South Korea economy posts fastest growth in seven years, brushes off geopolitical tensions

SEOUL (Reuters) - South Korea’s economy clocked its fastest growth in seven years last quarter, as global demand for the country’s electronics more than offset the impact of regional geopolitical strains on trade and boosted expectations for an imminent interest rate rise.

FILE PHOTO - Hanjin Shipping's container terminal is seen at the Busan New Port in Busan August 8, 2013. REUTERS/Lee Jae-Won/File Photo

Gross domestic product rose 1.4 percent in the third quarter from the previous quarter, preliminary numbers from the Bank of Korea showed on Thursday, significantly beating the 0.8 percent forecast in a Reuters survey and marking the biggest jump since a 1.7 percent spike in the second-quarter of 2010. Year-on-year growth accelerated to 3.6 percent in the third quarter from 2.7 percent in the second quarter, also beating forecasts.

The stellar numbers show Asia’s fourth largest economy riding a surge in global demand for memory chips, which has cushioned the blow to tourism and retail from diplomatic tensions between China and South Korea over a U.S. missile defense system. Wider concerns about North Korean military provocations have also hurt business sentiment.

The data has also prompted several analysts to bring forward forecasts for a central bank rate hike.

Kim Doo-un, an economist at Hana Financial Investment, now sees a 25 basis point hike in the bank’s next policy meeting in November.

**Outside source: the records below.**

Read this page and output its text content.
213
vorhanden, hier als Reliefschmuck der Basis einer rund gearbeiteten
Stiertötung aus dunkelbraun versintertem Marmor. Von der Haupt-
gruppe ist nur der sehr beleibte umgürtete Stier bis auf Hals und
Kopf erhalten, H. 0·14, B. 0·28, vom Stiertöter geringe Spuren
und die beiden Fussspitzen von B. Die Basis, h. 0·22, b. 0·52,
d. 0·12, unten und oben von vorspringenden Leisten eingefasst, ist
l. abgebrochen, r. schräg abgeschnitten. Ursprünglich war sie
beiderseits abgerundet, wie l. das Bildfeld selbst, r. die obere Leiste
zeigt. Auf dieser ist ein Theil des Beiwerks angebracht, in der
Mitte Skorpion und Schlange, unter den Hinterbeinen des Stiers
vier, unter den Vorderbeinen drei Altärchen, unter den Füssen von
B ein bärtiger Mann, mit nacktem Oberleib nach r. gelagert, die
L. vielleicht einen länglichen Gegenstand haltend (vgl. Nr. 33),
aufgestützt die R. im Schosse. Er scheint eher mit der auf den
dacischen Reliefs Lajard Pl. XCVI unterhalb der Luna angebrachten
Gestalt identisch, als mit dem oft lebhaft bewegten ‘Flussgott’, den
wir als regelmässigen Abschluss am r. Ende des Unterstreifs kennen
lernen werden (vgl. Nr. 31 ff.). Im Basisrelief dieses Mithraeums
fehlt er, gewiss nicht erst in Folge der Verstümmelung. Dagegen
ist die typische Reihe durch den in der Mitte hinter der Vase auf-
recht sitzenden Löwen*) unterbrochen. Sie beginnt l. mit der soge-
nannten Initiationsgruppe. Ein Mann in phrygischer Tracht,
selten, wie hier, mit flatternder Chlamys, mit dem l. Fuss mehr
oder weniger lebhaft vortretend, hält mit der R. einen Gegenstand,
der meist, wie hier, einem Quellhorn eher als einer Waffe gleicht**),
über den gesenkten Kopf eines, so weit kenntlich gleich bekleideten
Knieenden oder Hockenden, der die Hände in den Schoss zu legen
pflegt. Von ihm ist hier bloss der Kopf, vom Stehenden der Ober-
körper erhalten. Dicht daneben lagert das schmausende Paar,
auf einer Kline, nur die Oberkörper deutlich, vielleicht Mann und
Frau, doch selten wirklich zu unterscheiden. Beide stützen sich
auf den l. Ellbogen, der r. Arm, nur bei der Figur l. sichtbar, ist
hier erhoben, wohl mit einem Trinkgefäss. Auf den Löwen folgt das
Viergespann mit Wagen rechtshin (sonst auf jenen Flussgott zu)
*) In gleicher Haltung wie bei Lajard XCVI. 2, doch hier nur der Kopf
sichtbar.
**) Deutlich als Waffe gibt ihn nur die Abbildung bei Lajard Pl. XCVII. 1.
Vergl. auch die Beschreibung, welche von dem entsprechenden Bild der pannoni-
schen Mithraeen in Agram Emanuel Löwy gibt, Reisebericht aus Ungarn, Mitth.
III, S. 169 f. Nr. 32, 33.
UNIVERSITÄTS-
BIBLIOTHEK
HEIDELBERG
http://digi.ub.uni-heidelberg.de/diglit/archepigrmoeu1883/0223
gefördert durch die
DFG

“This kind of robust growth is surely a rate-hike ingredient,” Kim said. “Shipments out of semiconductors and IT sector in general have been good, and it also seems exports of services also improved in the third quarter.”

The data pushed the won =KRW to an eight-week high on Thursday, closing up 0.3 percent a 1,124.6 to the dollar on the heightened rate hike expectations.

The BOK kept its policy rate unchanged at the record low of 1.25 percent last week but one dissenting policymaker called for a hike, prompting some speculation that a tightening could take place at the central bank’s next policy meeting on Nov. 30.

The third quarter numbers are likely to bolster this view with growth now on track to hit the central bank’s official forecast of a 3 percent expansion.

“Even if the economy contracts on-quarter, say by about 0.54 percent in the fourth quarter, we can achieve 3 percent expansion this year,” Chung Kyu-il, director general for the Economics Statistics Department at the BOK said on the sidelines of a briefing in Seoul.

The central bank said last week that a row with China over Seoul’s deployment of a U.S. anti-missile system could knock off 0.4 percentage points off the nation’s economic growth this year.

China believes the missile defense system can be used to look inside its territory. An unofficial Chinese boycott against South Korean consumer products and tourism has hurt some segments of Korea’s economy though shipments of other products such as memory chips remain very strong.

Exports grew 6.1 percent in the third quarter after declining 2.9 percent a quarter earlier, while private consumption growth slowed to 0.7 percent in the July-September period from 1.0 percent.

Exports, which account for about 40 percent of GDP, notched a ninth consecutive month of double-digit growth in September in value terms, the longest stretch of such expansion since 2001.

“It has been the semiconductors that mainly boosted production from manufacturing sector, but the third quarter also saw some extra boost from overseas sales of cars and petrochemical products,” Chung said in a briefing.

South Korean chipmakers are enjoying a boom with overseas sales of memory chips posting record monthly sales of $9.69 billion in September.

While soaring global demand for Korean memory chips is boosting growth, exports of services, which include tourism, contracted 7.4 percent on-year, after shrinking 13.6 percent three months earlier.

The drop reflects a halving in the number of Chinese tourists in the year to September, which has hurt retailers and hotels in South Korea.